Rapper Fler werden eine ganze Reihe von Straftaten zur Last gelegt. Foto: dpa/Paul Zinken
Rapper Fler werden eine ganze Reihe von Straftaten zur Last gelegt. Foto: dpa/Paul Zinken

Nach Erkrankung des Rappers Flers ist der Prozess wieder angerollt: Es geht um Beleidigungen, Bedrohungen und mehr – bislang schweigt der Angeklagte.

Berlin - Der Berliner Rapper Fler hat sich auch im zweiten Anlauf eines Prozesses um eine Reihe mutmaßlicher Straftaten am Freitag in Schweigen gehüllt. Zuvor hatte die Staatsanwältin zu Verhandlungsbeginn am Amtsgericht Berlin-Tiergarten acht Anklagen verlesen. Die Vorwürfe lauten auf Beleidigung, versuchte Nötigung, Fahren ohne Fahrerlaubnis, Sachbeschädigung, verbotene Mitteilungen über Gerichtsverhandlungen und Verletzung der Vertraulichkeit des Wortes. Wegen einer Erkrankung des Rappers war der Prozess Ende November 2020 im ersten Anlauf gescheitert.

Einer der beiden Verteidiger des 38-Jährigen erklärte, es gehe um „viele kleine Delikte“. Der Rapper werde „überzogen mit aus dem Zusammenhang gerissenen und an den Haaren herbeigezogenen Vorwürfen“. Im Zusammenhang mit den Vorhaltungen wegen Beleidigung müsse beachtet werden, „wer sich äußert“. Grobe und rüpelhafte Äußerungen seien im Rapper-Milieu üblich.
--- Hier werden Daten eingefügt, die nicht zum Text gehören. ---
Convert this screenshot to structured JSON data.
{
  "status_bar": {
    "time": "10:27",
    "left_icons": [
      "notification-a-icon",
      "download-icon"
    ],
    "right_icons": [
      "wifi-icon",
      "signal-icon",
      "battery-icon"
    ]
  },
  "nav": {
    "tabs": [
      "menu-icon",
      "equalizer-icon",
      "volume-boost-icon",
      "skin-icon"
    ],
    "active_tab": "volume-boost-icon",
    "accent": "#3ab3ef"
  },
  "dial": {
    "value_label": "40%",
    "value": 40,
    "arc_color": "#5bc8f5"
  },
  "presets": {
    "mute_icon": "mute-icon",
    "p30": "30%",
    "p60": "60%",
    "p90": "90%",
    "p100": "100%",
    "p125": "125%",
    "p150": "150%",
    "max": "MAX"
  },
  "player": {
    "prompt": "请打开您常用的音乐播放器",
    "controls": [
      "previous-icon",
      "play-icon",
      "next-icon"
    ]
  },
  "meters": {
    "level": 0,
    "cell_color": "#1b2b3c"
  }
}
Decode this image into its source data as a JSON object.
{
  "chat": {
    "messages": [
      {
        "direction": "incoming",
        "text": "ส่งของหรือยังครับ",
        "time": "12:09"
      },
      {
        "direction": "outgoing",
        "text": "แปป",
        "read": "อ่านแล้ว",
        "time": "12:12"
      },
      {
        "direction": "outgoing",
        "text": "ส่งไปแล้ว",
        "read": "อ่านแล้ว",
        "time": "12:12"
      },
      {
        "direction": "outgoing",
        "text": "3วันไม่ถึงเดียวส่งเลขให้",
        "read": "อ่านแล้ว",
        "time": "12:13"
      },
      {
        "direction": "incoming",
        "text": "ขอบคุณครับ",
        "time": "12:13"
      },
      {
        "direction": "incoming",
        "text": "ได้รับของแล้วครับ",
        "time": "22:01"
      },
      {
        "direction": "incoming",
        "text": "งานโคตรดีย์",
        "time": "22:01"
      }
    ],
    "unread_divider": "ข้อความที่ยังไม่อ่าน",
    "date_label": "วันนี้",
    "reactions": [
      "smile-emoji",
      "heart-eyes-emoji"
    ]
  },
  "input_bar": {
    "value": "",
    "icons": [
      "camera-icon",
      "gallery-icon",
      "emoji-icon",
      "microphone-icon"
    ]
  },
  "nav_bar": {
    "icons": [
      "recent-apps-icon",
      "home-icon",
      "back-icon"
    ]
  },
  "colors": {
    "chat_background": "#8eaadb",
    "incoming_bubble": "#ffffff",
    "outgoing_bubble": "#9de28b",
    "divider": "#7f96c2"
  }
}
Der Verteidiger regte auch an, das Verfahren auf wesentliche Vorwürfe zu beschränken.

Wüst verunglimpft und beleidigt?

Die Staatsanwaltschaft geht davon aus, dass der Rapper immer wieder verschiedene Menschen wüst verunglimpft und beleidigt hat. So soll er eine Nachbarin im Juli 2018 wiederholt mit heftigen Worten tief gekränkt haben. Auf einem Videoportal habe er im März 2020 den Rapper Bushido als „Bastard“ und „ekeligen Hund“ bezeichnet. Verbale Attacken hätten sich auch gegen dessen Ehefrau gerichtet.

Fler - mit bürgerlichem Namen Patrick Losensky - soll zudem wiederholt Polizisten minutenlang beschimpft haben. Einem Journalisten soll er angedroht haben, ihm die Zähne auszuschlagen. Dem Musiker wird weiter vorgeworfen, unberechtigterweise eine auf ihn bezogene Verkehrskontrolle der Berliner Polizei gefilmt und über soziale Medien verbreitet haben. Vier weitere Prozesstage sind geplant.